Wir studieren Übersetzen, aber es gibt keine Übersetzungskurse! Ihre beschissenen Bachelor-Studiengänge können sie sich in den Arsch schieben. Die können nach zwei Jahren nämlich genauso gut aus dem Arabischen übersetzen wie wir: also gar nicht!

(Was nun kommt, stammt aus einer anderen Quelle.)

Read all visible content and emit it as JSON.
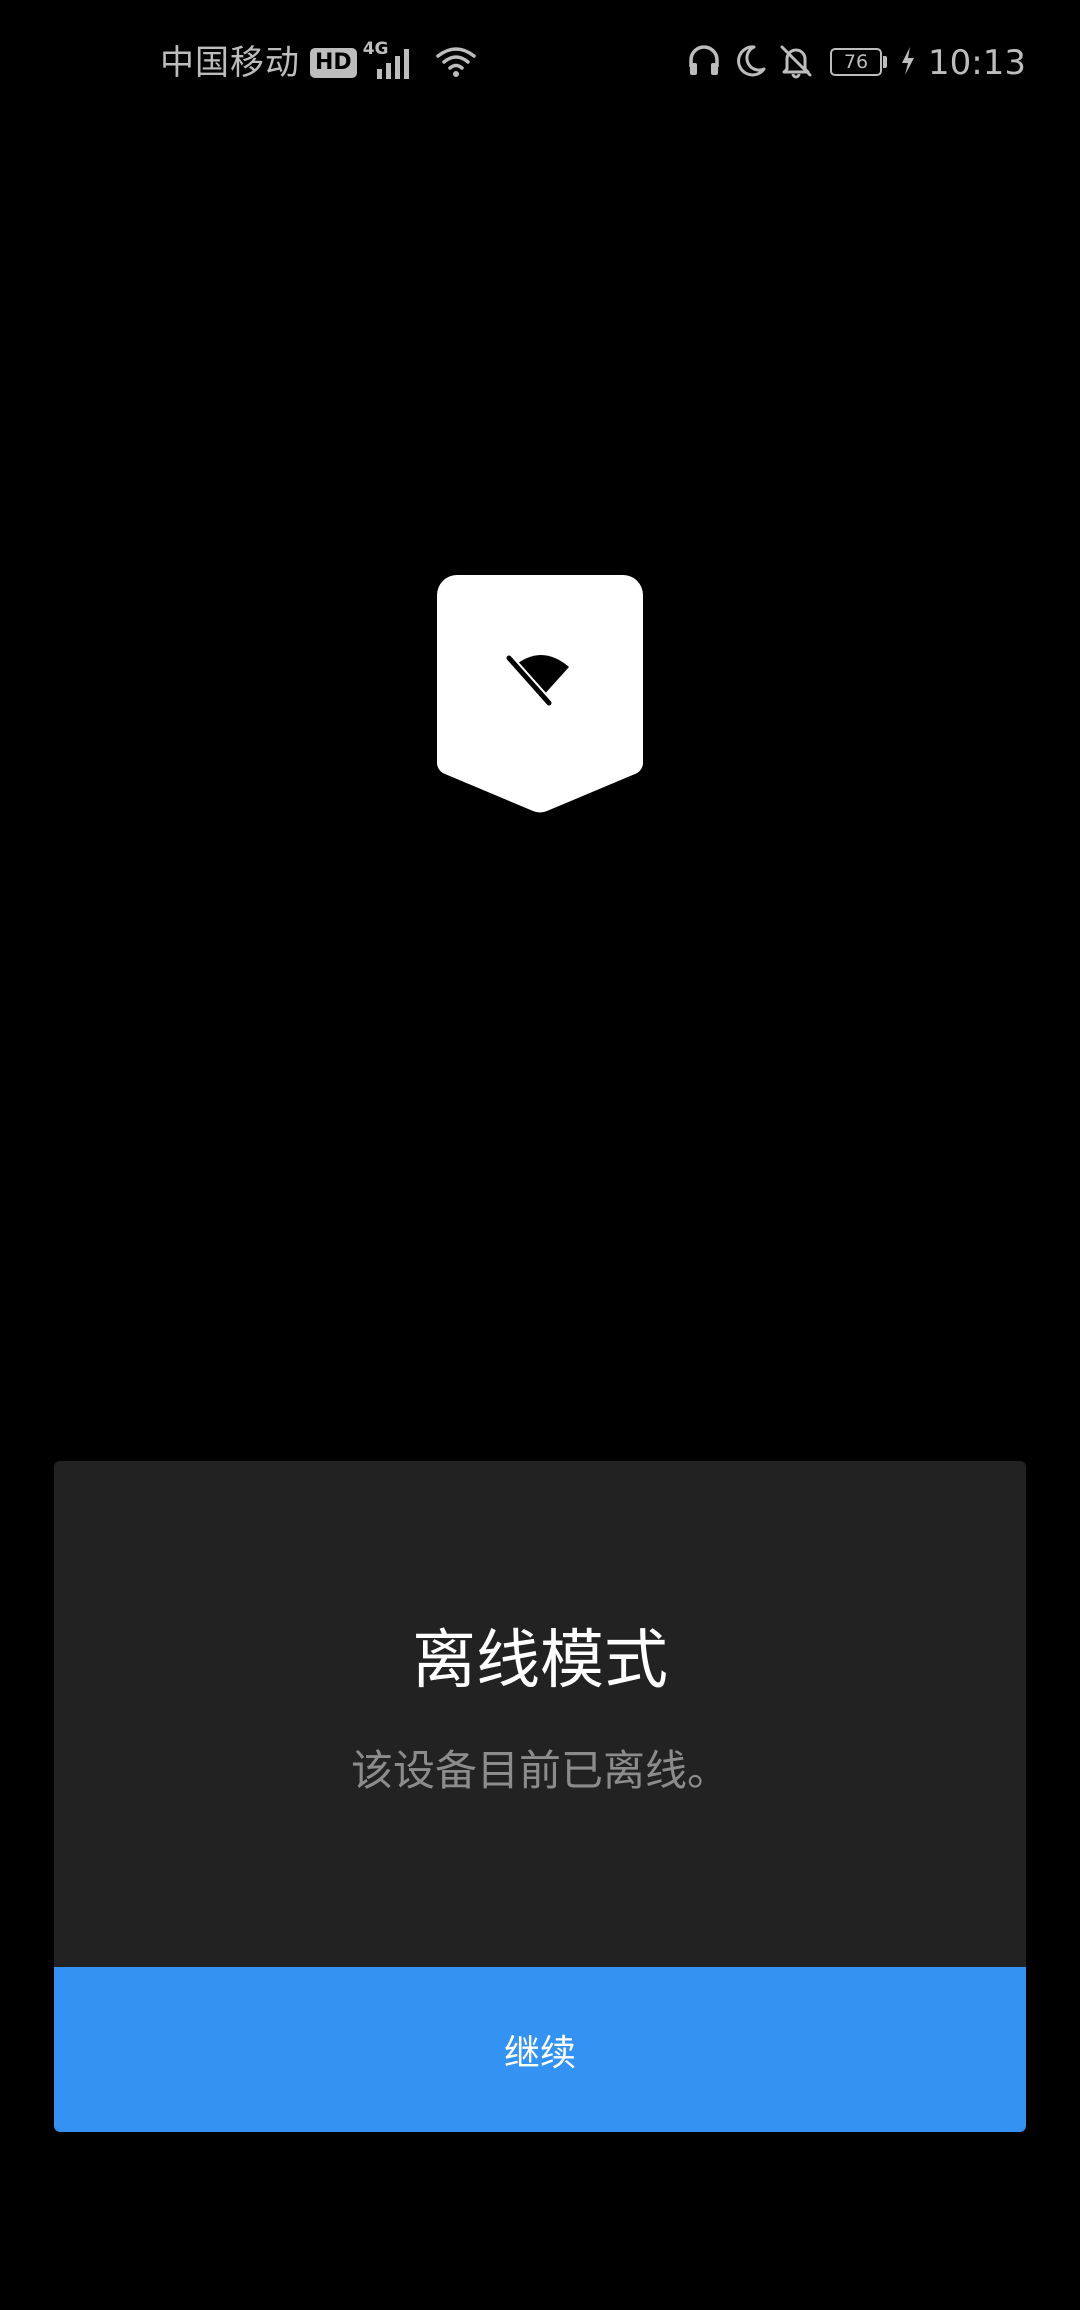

Jetzt habe ich wieder einen BAföG-Antrag gestellt und alle angeforderten Unterlagen fristgerecht eingereicht. Der Antrag wurde abgelehnt - mit der Begründung, ich hätte den Leistungsnachweis für das siebente Semester nicht beigefügt. Erstens wurde mir nicht mitgeteilt, dass ich einen solchen Leistungsnachweis einschicken soll; zweitens gibt es keinen Leistungsnachweis speziell für das siebte Semester; drittens studiere ich nicht BAföG-Wissenschaften und viertens liegt ein solcher Schein in meiner Schublade.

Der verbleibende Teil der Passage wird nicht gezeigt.